On a secular level, the threat presented to the estate system by the newly constituted civil service and the loss of numerous privileges turned large portions of the landed nobility into fierce opponents of the Josephine reforms. Indeed, it was not without reason that the estates had formed the basis of the structure of social order at the time. Naturally, within this estate system and in the state constitution, the nobility who continually insisted on the preservation of their privileges was dominant. The participation of the estates and the autonomy of the states were key elements of the political system of the Hapsburg monarchy. As Josephinism shook these foundations of the existing social order, it was inevitable that conflicts of interest would emerge. These squabbles ultimately culminated in the conflict over the patent on taxes and rents on February 2, 1789. On the other side of the coin, there were also noblemen who actually supported the reform movement, but more detailed research still needs to be done in order to understand their role in these conflicts. By adopting a more differentiated approach, Project D02 clearly questions the validity of commonly held assumptions as to the homogeneity of the different groups involved in these conflicts.
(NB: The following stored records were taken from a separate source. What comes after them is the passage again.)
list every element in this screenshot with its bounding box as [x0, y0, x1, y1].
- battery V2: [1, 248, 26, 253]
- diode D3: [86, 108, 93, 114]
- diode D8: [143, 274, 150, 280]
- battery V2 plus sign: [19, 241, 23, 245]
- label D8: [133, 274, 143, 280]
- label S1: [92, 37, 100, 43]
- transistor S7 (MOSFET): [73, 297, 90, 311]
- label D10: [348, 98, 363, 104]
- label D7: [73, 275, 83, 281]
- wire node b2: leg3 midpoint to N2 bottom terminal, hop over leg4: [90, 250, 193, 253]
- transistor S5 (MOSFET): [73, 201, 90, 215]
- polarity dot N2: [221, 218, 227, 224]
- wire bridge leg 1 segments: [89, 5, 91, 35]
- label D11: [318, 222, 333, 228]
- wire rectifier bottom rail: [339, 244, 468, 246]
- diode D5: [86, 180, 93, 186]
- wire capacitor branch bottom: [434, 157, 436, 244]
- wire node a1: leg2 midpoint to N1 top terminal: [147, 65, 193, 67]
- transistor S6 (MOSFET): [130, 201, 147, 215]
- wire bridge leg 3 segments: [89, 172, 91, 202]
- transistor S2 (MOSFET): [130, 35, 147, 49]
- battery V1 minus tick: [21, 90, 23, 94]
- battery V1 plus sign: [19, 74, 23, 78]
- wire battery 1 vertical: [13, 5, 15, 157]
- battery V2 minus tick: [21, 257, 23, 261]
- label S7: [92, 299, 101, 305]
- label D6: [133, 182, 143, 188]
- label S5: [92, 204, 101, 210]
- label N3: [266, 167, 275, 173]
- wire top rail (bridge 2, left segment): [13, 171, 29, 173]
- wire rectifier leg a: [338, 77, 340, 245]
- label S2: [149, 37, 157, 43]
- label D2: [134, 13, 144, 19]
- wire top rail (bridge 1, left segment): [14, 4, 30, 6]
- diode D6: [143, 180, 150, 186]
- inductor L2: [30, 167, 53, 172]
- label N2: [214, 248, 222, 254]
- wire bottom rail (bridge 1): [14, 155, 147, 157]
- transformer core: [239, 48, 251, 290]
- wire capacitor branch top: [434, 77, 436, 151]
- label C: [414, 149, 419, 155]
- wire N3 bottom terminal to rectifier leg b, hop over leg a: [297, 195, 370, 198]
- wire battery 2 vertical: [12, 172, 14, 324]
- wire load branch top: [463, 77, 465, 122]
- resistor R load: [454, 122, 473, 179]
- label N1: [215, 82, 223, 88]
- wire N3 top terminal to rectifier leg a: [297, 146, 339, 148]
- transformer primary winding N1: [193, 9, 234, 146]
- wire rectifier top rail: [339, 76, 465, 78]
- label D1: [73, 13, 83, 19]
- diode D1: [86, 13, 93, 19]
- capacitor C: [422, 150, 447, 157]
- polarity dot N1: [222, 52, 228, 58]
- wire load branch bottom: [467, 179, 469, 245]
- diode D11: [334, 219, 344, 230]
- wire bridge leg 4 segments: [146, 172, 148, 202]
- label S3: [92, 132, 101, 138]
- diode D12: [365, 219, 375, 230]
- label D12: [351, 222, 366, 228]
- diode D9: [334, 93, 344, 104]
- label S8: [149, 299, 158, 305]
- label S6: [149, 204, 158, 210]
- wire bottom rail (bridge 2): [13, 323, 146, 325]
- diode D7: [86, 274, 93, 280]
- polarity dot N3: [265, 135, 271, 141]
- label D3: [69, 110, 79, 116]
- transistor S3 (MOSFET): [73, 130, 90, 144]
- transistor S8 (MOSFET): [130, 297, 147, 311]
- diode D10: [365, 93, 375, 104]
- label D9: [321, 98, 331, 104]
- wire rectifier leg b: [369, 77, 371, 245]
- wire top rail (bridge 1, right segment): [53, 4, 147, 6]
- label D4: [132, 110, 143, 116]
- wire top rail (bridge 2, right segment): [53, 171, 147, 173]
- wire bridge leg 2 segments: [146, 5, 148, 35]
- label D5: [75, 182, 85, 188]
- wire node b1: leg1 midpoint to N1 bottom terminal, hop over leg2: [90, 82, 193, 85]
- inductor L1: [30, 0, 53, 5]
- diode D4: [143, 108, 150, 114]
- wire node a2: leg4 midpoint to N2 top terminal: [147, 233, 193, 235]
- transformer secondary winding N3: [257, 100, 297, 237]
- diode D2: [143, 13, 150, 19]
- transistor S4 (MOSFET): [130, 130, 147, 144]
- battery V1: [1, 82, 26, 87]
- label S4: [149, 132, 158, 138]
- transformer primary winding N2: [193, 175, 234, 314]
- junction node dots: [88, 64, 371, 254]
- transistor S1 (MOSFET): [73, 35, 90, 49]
While looking at how the perceptions of threat generated notions of inclusion as well as exclusion, it also takes intermediary and extreme positions into account. Furthermore, the project examines the role that conspiracy theories certainly played in the dramatisation of threat scenarios. While some Josephine reformers surmised that a conspiracy of "ex-Jesuits" was at the root of the critical attacks, many Catholic clergymen believed that "freemasonry" was the catalyst behind the supposed evil that they faced.
Project D02 encompasses the dissertation projects of Dennis Schmidt and Philip Steiner, both of which promise to make a substantial contribution to scholarship on the Hapsburg Empire. Dennis Schmidt examines the conflict between Joseph II and the Inner Austrian clergy, while Philip Steiner more closely analyses the attitude of the Inner Austrian nobility toward the Josephine reforms. Both dissertations look specifically at experiences of threat, perceptions of threat, threat constellations, and the languages of threat used by actors representing different interests and, respectively, competing notions of social order.
In order to shed new light on this field of research, months of research in archives and libraries in Vienna, Graz, Salzburg, Klagenfurt and Ljubljana are planned.